Things are status quo with the cardiologists and moving along well with dialysis–she just needs to heal up around the catheter’s entrance and exit incisions.  There’s no specific timeline for being released, but we’ve started our homework by chosing a home nursing agency and we are looking forward to the next steps on the road home.


August 29, 2013 at 10:35 PM Leave a comment

On Vacation

It’s been a little over a week since Eliana started on dialysis.  Things were going so well after the first few days that the doctors decided to plunge ahead with her care, so they took her off the ventilator and started easing her back into bottle feeding.  But all that change at once was a bit too much for her, and she regressed just enough to let the doctors know that she needed to go at it more slowly.

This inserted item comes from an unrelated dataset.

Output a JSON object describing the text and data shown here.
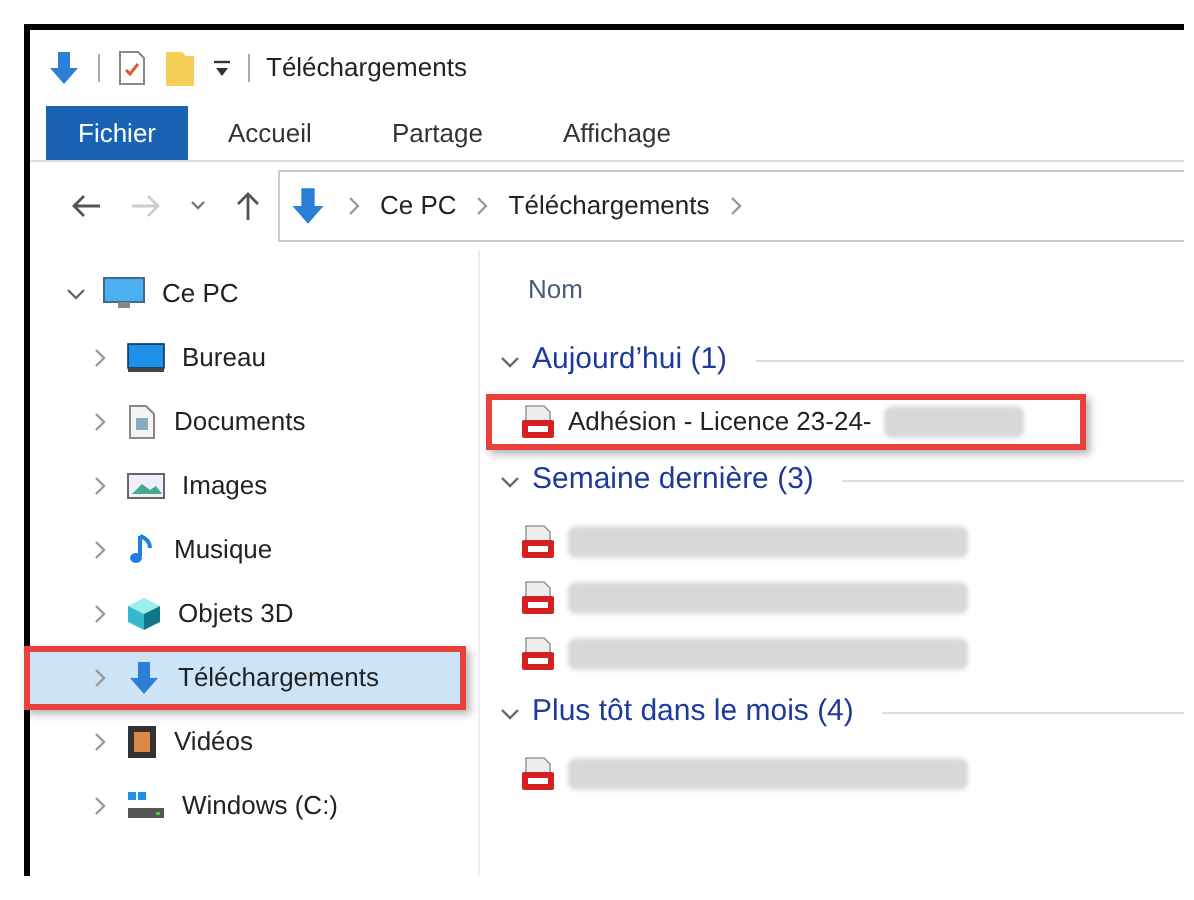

So in a manner of speaking, she got a bit of a vacation.  They put her back on the ventilator for a bit, stopped the bottle feedings (she’s still getting nutrition through an IV line, just no milk), and even stopped dialysis for a couple of days just to let her rest.  Since Thursday they’ve been weaning down her ventilator settings and reintroducing dialysis, and things seem to be going much better.  So here’s to a week of slow, steady progress.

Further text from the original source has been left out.